An Unacknowledged Freedom

While reading Collective Responsibility by Hannah Arendt, I found the most interesting topic she brought up was the conflict between the responsibility of one’s self versus the responsibility of their community. I feel this is a conflict that every person struggles with. This is why organizations like MarinLink are so important. MarinLink lends a hand to local nonprofit organization to offer them legal and business advice so these positive organizations can flourish. MarinLink and the organizations that it helps allow citizens to fulfill that responsibility to their community to create a better environment for their neighbors and family. One aspect of this that really got my attention is when Ardent discusses how it a right for citizens to NOT participate in politics and their community, and that this is a right that most people take for granted. In the reading she states:

“…in free countries a certain group of citizens may not want to participate… simply because they have chosen to take advantage of one of our liberties, the pone usually not mentioned when we count our freedoms because it is so much taken for granted, and that is freedom from politics” (154).

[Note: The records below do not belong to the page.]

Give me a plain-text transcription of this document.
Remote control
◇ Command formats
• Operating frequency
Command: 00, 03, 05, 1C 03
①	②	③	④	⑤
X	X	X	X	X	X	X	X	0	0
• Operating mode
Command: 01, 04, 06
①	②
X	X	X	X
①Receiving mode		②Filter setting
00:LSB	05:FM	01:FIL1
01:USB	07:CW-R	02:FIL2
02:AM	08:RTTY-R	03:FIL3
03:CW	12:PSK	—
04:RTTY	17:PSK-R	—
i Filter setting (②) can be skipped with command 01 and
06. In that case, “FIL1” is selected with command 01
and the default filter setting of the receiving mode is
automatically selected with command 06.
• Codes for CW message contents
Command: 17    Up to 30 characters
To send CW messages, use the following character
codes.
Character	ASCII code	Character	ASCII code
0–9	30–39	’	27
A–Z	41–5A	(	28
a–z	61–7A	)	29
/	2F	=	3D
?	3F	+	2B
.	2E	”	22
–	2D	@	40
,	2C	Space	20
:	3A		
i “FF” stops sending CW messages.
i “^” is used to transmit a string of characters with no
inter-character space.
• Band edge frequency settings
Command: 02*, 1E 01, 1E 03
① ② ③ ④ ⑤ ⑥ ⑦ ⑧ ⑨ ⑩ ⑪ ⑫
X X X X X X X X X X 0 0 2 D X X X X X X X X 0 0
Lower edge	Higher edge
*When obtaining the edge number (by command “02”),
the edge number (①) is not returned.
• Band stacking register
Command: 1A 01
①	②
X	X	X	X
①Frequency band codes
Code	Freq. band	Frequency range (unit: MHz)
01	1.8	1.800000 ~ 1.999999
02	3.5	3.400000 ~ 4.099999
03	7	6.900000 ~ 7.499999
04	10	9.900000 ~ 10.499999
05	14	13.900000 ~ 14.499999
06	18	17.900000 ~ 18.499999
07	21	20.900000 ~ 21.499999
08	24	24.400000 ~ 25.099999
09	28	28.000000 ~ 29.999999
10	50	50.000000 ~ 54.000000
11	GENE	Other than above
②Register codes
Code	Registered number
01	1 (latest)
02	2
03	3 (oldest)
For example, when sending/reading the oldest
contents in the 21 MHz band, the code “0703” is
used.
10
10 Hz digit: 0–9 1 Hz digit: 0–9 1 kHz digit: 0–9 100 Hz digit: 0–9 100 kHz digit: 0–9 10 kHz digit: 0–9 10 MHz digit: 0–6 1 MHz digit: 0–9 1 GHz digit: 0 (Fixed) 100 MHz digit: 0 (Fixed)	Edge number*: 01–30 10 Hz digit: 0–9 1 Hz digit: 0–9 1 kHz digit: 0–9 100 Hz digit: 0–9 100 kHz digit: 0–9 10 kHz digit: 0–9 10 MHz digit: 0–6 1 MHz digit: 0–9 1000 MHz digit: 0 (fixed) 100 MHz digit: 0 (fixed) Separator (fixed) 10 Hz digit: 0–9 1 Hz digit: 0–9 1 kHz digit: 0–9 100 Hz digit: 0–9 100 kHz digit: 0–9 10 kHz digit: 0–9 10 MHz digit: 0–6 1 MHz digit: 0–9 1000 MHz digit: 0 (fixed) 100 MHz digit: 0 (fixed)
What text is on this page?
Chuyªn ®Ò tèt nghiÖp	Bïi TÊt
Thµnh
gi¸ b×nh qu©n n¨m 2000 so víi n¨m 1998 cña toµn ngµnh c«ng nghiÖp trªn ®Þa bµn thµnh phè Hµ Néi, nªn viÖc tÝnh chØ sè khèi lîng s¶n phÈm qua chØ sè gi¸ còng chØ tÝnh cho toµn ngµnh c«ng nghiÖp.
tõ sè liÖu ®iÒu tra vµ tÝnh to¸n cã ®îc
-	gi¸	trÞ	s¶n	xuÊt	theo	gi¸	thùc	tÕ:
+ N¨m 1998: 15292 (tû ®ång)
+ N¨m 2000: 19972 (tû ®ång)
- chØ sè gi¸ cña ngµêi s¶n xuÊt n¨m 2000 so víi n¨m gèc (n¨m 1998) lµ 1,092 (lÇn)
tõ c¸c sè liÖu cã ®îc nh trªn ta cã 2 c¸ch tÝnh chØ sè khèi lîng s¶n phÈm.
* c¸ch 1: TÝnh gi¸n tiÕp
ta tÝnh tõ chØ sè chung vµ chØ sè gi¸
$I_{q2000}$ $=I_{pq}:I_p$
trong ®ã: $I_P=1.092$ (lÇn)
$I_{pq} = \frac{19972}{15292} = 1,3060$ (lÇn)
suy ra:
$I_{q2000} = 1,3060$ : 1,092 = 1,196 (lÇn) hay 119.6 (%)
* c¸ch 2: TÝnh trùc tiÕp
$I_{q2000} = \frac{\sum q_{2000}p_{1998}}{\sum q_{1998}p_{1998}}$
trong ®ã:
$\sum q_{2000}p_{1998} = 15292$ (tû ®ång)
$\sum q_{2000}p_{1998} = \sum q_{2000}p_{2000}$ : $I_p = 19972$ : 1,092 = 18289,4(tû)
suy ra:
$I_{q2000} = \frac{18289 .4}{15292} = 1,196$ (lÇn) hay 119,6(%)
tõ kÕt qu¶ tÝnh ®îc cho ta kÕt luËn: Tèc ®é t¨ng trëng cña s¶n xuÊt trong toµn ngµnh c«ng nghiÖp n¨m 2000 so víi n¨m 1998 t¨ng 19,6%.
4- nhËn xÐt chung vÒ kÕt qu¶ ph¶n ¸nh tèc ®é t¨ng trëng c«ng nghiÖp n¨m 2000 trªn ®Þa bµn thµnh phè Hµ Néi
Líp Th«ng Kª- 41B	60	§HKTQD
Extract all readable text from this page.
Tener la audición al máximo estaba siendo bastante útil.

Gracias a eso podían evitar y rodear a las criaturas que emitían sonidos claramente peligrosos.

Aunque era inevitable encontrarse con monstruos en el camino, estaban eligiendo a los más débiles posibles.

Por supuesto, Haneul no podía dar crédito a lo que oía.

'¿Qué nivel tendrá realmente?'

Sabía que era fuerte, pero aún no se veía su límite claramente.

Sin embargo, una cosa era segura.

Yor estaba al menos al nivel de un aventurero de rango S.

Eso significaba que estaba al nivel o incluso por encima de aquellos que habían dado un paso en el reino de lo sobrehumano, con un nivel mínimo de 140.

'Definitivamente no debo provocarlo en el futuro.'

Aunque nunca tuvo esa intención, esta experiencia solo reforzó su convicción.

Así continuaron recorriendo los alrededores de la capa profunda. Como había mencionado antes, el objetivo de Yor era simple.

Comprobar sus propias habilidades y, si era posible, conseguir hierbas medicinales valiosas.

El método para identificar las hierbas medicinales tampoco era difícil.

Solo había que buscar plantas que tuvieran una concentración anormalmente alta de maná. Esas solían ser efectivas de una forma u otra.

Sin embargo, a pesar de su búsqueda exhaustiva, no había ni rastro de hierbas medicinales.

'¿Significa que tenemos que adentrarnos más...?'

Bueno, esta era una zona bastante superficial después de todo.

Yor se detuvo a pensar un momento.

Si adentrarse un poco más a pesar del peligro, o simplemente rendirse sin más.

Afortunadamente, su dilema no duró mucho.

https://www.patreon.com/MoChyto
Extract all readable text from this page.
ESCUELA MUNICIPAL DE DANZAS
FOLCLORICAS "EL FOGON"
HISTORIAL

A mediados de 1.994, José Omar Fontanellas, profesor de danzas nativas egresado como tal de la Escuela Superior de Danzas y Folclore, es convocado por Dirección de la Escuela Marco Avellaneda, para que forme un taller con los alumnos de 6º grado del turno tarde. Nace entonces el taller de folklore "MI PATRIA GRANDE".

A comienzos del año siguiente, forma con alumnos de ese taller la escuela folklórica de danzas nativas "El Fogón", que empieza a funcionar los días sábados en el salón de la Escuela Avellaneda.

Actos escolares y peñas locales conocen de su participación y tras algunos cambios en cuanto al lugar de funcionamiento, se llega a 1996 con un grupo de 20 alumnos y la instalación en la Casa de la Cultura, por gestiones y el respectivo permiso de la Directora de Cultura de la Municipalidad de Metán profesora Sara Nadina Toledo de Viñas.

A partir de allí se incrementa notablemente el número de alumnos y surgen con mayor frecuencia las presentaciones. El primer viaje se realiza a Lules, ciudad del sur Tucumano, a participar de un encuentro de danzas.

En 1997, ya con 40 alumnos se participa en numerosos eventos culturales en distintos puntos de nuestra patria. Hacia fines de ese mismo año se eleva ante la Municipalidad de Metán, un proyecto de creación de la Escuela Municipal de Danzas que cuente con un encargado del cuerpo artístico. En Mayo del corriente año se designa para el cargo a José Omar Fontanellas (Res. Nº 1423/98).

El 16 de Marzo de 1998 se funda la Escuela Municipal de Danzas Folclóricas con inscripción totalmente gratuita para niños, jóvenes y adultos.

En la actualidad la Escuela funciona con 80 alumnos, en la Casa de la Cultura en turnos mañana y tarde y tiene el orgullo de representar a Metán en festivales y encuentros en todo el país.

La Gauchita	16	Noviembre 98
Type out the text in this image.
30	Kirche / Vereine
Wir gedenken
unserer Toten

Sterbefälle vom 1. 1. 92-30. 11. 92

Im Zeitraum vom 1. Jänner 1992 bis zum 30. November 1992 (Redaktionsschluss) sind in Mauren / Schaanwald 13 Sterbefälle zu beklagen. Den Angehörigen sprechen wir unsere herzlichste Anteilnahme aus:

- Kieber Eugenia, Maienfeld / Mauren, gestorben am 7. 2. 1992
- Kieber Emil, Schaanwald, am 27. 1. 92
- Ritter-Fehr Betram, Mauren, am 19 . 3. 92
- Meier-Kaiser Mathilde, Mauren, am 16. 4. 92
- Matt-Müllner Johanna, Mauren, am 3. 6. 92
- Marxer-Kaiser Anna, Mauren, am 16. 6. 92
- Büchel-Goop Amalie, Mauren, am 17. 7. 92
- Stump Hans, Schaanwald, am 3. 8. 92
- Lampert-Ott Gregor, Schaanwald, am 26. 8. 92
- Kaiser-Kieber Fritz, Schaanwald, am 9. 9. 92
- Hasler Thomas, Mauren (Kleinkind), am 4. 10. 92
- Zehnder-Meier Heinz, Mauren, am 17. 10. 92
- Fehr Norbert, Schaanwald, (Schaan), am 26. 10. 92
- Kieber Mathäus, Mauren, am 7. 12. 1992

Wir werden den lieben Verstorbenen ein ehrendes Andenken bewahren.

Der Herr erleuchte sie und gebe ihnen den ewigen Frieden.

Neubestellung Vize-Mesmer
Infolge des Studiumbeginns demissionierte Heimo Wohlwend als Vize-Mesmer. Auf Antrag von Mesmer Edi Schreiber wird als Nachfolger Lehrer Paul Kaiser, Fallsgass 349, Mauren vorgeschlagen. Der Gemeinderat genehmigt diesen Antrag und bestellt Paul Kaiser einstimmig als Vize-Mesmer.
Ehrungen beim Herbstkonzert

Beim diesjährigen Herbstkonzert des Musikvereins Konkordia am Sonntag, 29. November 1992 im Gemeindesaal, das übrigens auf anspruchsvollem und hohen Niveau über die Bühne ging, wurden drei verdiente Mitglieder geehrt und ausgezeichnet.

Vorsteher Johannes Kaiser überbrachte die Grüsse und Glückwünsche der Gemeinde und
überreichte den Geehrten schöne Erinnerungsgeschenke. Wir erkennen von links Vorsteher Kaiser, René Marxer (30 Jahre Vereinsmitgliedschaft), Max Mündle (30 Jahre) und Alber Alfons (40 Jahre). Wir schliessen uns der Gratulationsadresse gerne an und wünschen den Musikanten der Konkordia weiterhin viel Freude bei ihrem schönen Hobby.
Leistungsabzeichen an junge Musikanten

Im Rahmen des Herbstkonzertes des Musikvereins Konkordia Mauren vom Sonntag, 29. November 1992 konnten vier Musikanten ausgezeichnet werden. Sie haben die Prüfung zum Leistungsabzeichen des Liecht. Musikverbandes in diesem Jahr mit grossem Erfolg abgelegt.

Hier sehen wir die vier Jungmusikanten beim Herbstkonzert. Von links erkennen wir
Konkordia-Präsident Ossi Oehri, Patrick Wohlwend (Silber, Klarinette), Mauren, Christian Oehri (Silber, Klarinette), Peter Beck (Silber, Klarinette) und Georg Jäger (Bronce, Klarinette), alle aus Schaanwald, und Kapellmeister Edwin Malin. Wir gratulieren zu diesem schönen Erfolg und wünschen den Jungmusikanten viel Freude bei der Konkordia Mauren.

I find this quote so powerful because it puts into light how much Americans take for granted the right to speak out against a politician or simply not walk down to the voting booth. Ardent brings up examples such as Nazi Germany and the Soviet Union when under the power of Stalin. When faced with this type of situation, members within these communities face a death sentence for something that anyone living in the United States would not think twice about doing. This reading opened my eyes to on going conflict within each member of a community and the fact that they have a choice at all to decide whether or not to participate is freedom unacknowledged.